The Dracula Tape, by Fred Saberhagen
Not into vampires, and didn’t think I’d like this, so I put it aside for a few years. I’ve read the real Dracula, Bram Stoker Dracula twice, starting in high school, and loved it, so not much compares to the original. But the other week, when I needed a paperback, I just grabbed it.
How to write a vampire book: copy Bram Stoker’s Dracula word for word!
I guess this author agrees with me about the value of the original Dracula, because at least half of the book is copying the original Dracula, in all major plot points, and sometimes word for word! (The original Dracula is now in the public domain, of course.) So that’s how to write a vampire book, or any Victorian gothic:: just find a book in the public domain — heck, Dracula is worth another shot, isn’t it? — and just add some scenes and updates!
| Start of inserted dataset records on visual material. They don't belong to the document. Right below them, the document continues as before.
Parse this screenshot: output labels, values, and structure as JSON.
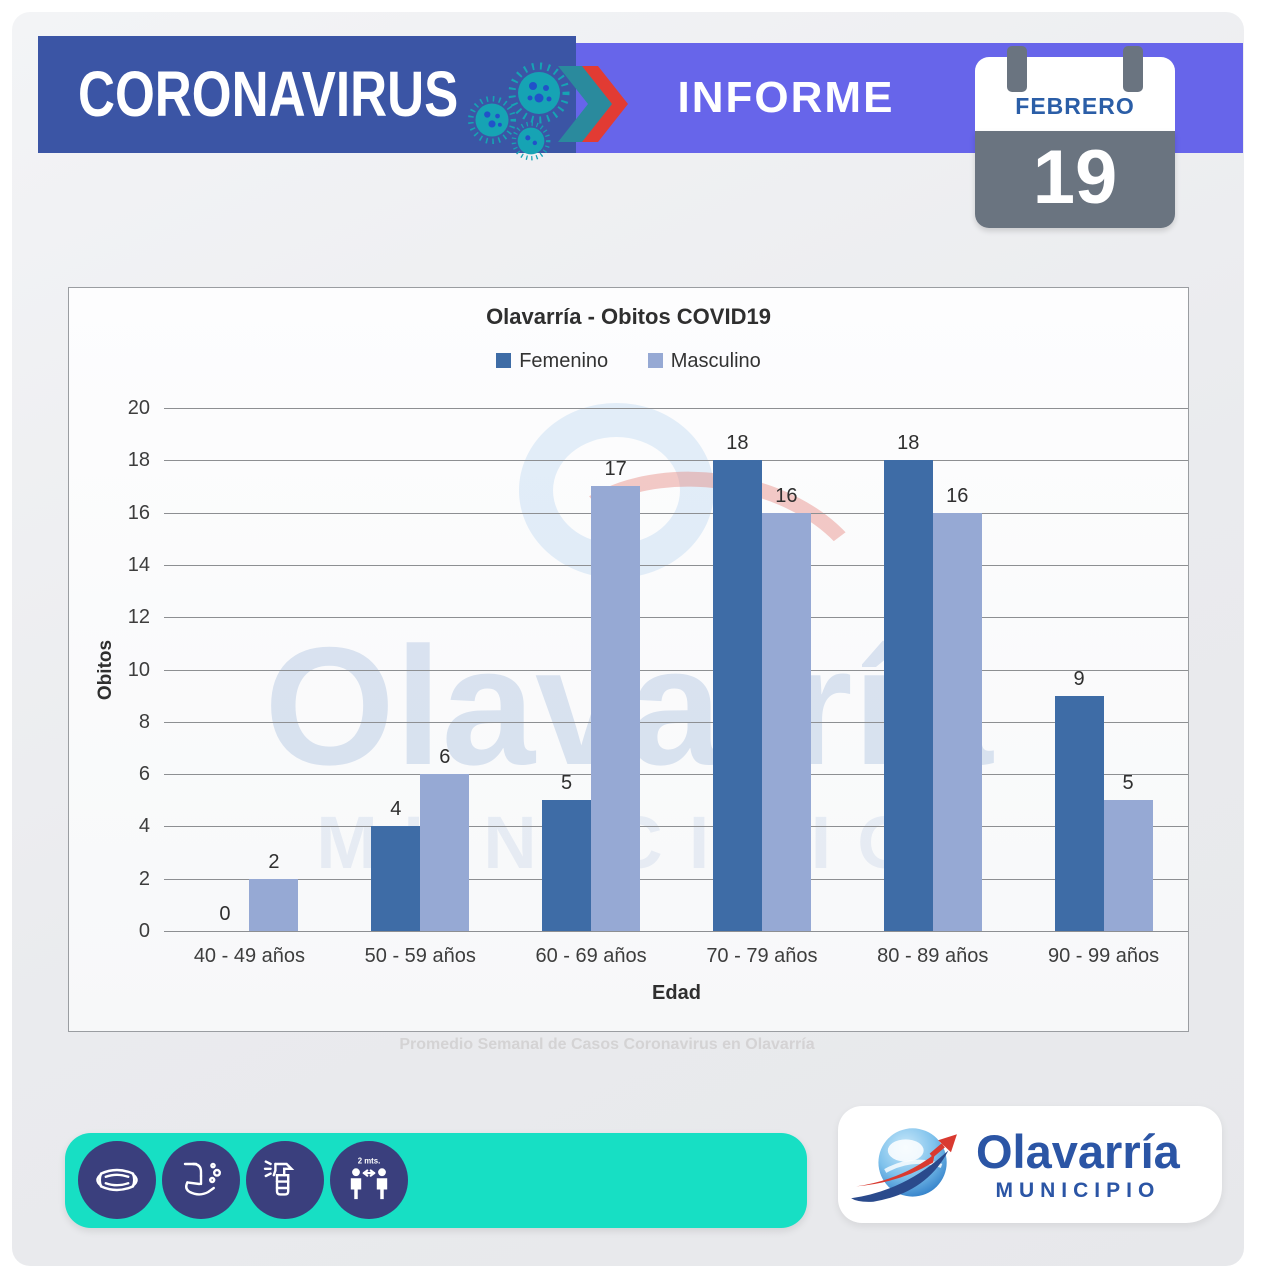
{
  "header": {
    "title": "CORONAVIRUS",
    "report_label": "INFORME",
    "calendar": {
      "month": "FEBRERO",
      "day": "19"
    }
  },
  "chart_data": {
    "type": "bar",
    "title": "Olavarría - Obitos COVID19",
    "categories": [
      "40 - 49 años",
      "50 - 59 años",
      "60 - 69 años",
      "70 - 79 años",
      "80 - 89 años",
      "90 - 99 años"
    ],
    "series": [
      {
        "name": "Femenino",
        "color": "#3E6CA6",
        "values": [
          0,
          4,
          5,
          18,
          18,
          9
        ]
      },
      {
        "name": "Masculino",
        "color": "#96A9D4",
        "values": [
          2,
          6,
          17,
          16,
          16,
          5
        ]
      }
    ],
    "xlabel": "Edad",
    "ylabel": "Obitos",
    "ylim": [
      0,
      20
    ],
    "ytick_step": 2,
    "grid": true,
    "legend_position": "top"
  },
  "watermark": {
    "text": "Olavarría",
    "subtext": "MUNICIPIO"
  },
  "ghost_text": "Promedio Semanal de Casos Coronavirus en Olavarría",
  "footer": {
    "icons": [
      "face-mask",
      "hand-washing",
      "disinfectant-spray",
      "social-distancing"
    ],
    "distance_label": "2 mts.",
    "logo": {
      "name": "Olavarría",
      "subtitle": "MUNICIPIO"
    }
  },
  "colors": {
    "header_dark_band": "#3B55A5",
    "header_purple_band": "#6765EA",
    "calendar_grey": "#6A7480",
    "calendar_month_blue": "#2B5EA7",
    "femenino_bar": "#3E6CA6",
    "masculino_bar": "#96A9D4",
    "footer_teal": "#17DFC4",
    "icon_circle_navy": "#3A3F7D",
    "logo_blue": "#2B55A5",
    "accent_red": "#E23B33",
    "accent_teal": "#2A8A9D"
  }
}
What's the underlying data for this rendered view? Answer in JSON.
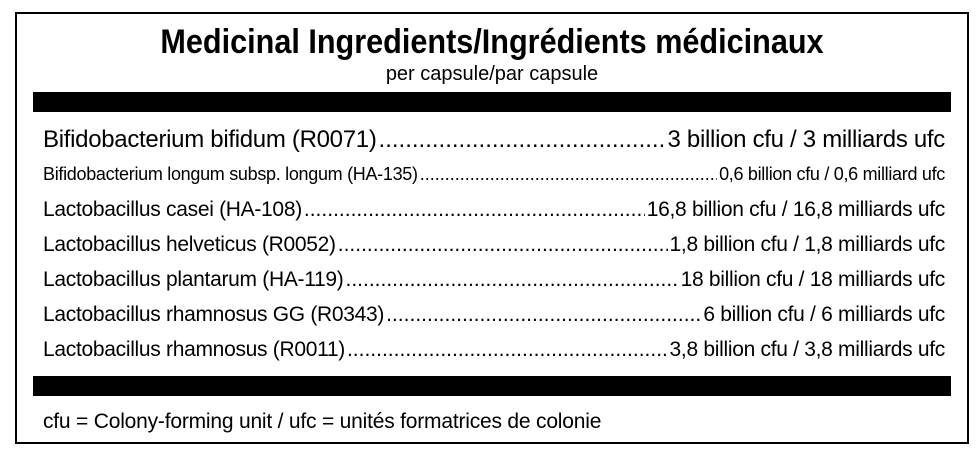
{
  "header": {
    "title": "Medicinal Ingredients/Ingrédients médicinaux",
    "subtitle": "per capsule/par capsule"
  },
  "ingredients": [
    {
      "name": "Bifidobacterium bifidum (R0071)",
      "amount": "3 billion cfu / 3 milliards ufc"
    },
    {
      "name": "Bifidobacterium longum subsp. longum (HA-135)",
      "amount": "0,6 billion cfu / 0,6 milliard ufc"
    },
    {
      "name": "Lactobacillus casei (HA-108)",
      "amount": "16,8 billion cfu / 16,8 milliards ufc"
    },
    {
      "name": "Lactobacillus helveticus (R0052)",
      "amount": "1,8 billion cfu / 1,8 milliards ufc"
    },
    {
      "name": "Lactobacillus plantarum (HA-119)",
      "amount": "18 billion cfu / 18 milliards ufc"
    },
    {
      "name": "Lactobacillus rhamnosus GG (R0343)",
      "amount": "6 billion cfu / 6 milliards ufc"
    },
    {
      "name": "Lactobacillus rhamnosus (R0011)",
      "amount": "3,8 billion cfu / 3,8 milliards ufc"
    }
  ],
  "footnote": "cfu = Colony-forming unit / ufc = unités formatrices de colonie",
  "colors": {
    "text": "#000000",
    "background": "#ffffff",
    "rule": "#000000"
  }
}
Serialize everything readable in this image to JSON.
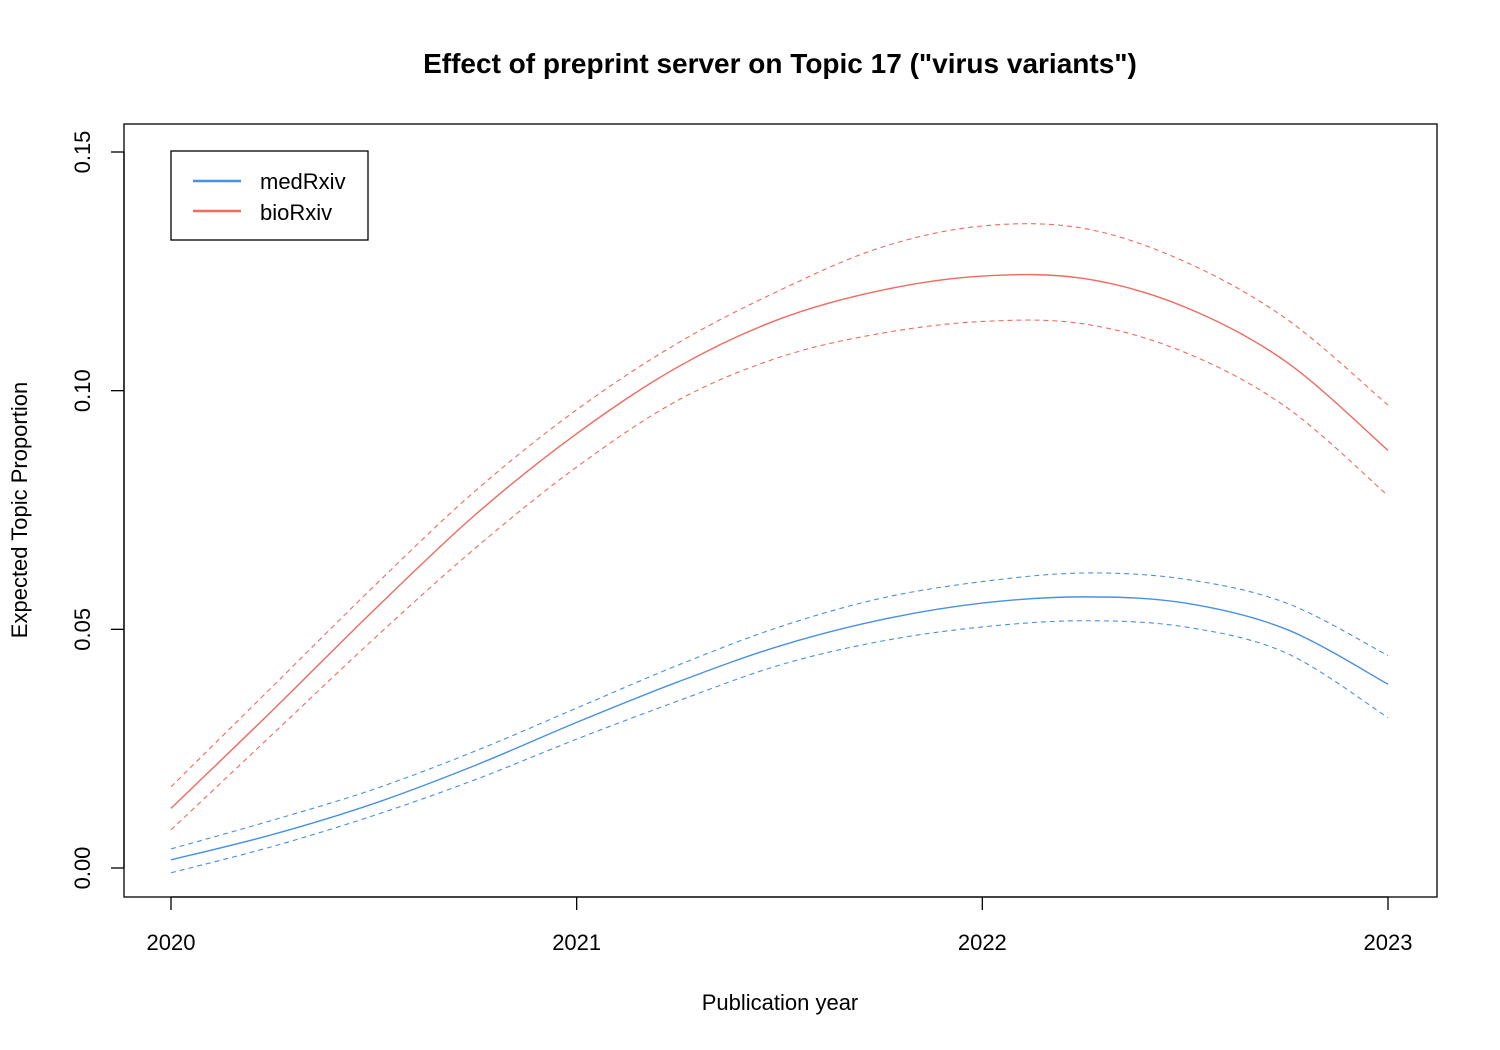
{
  "chart_data": {
    "type": "line",
    "title": "Effect of preprint server on Topic 17 (\"virus variants\")",
    "xlabel": "Publication year",
    "ylabel": "Expected Topic Proportion",
    "xlim": [
      2020,
      2023
    ],
    "ylim": [
      0,
      0.15
    ],
    "xticks": [
      2020,
      2021,
      2022,
      2023
    ],
    "yticks": [
      0.0,
      0.05,
      0.1,
      0.15
    ],
    "ytick_labels": [
      "0.00",
      "0.05",
      "0.10",
      "0.15"
    ],
    "grid": false,
    "legend_position": "top-left",
    "x": [
      2020.0,
      2020.25,
      2020.5,
      2020.75,
      2021.0,
      2021.25,
      2021.5,
      2021.75,
      2022.0,
      2022.25,
      2022.5,
      2022.75,
      2023.0
    ],
    "series": [
      {
        "name": "medRxiv",
        "color": "#4a90e2",
        "values": [
          0.0017,
          0.007,
          0.0135,
          0.0215,
          0.0305,
          0.039,
          0.0465,
          0.052,
          0.0555,
          0.0568,
          0.0555,
          0.05,
          0.0385
        ],
        "lower": [
          -0.001,
          0.0045,
          0.011,
          0.0185,
          0.027,
          0.035,
          0.0425,
          0.0475,
          0.0505,
          0.0518,
          0.0505,
          0.045,
          0.0315
        ],
        "upper": [
          0.004,
          0.01,
          0.0165,
          0.0245,
          0.0335,
          0.0425,
          0.0505,
          0.0565,
          0.06,
          0.0618,
          0.0605,
          0.0555,
          0.0445
        ]
      },
      {
        "name": "bioRxiv",
        "color": "#ef6a5f",
        "values": [
          0.0125,
          0.033,
          0.054,
          0.074,
          0.091,
          0.105,
          0.115,
          0.121,
          0.124,
          0.1235,
          0.1175,
          0.106,
          0.0875
        ],
        "lower": [
          0.008,
          0.028,
          0.048,
          0.067,
          0.084,
          0.098,
          0.107,
          0.112,
          0.1145,
          0.114,
          0.108,
          0.0965,
          0.078
        ],
        "upper": [
          0.017,
          0.038,
          0.059,
          0.079,
          0.096,
          0.11,
          0.121,
          0.13,
          0.1345,
          0.134,
          0.127,
          0.115,
          0.097
        ]
      }
    ]
  }
}
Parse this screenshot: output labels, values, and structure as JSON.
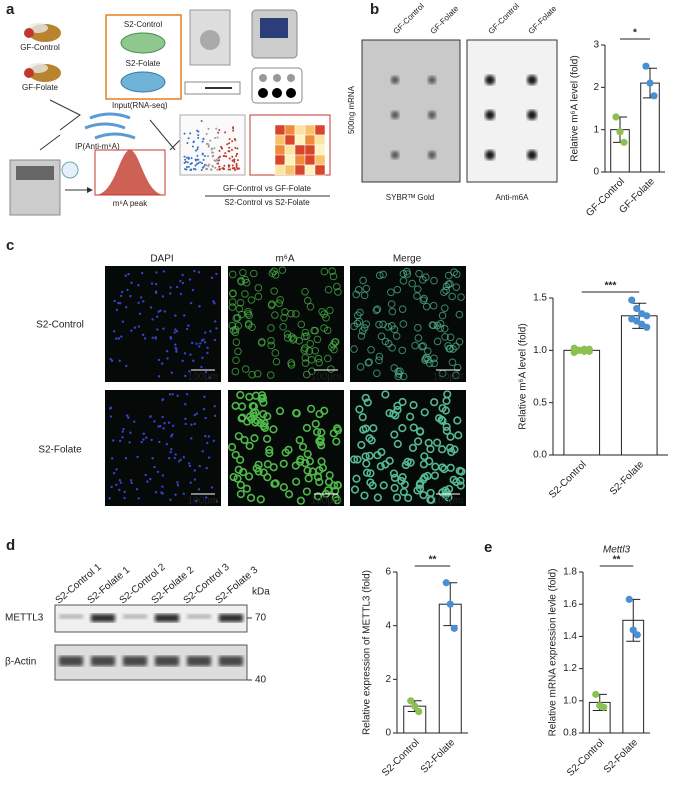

Now, the book is not worthless, and I read the whole thing, except for the last 15 pages or so, which dragged. He has some new twists – did they know anything about blood transfusions back then, and is that why people died, from the incompetent doctors? — and I laughed a couple of times. I didn’t really like his interpretation of Dracula in the physical details, what he drank, etc – but examining death and life is always interesting, if you are a curious person.
I read the Amazon reviews just now, and am astounded at how much they like this book! They sound like vampire fanboys, if you know what I mean.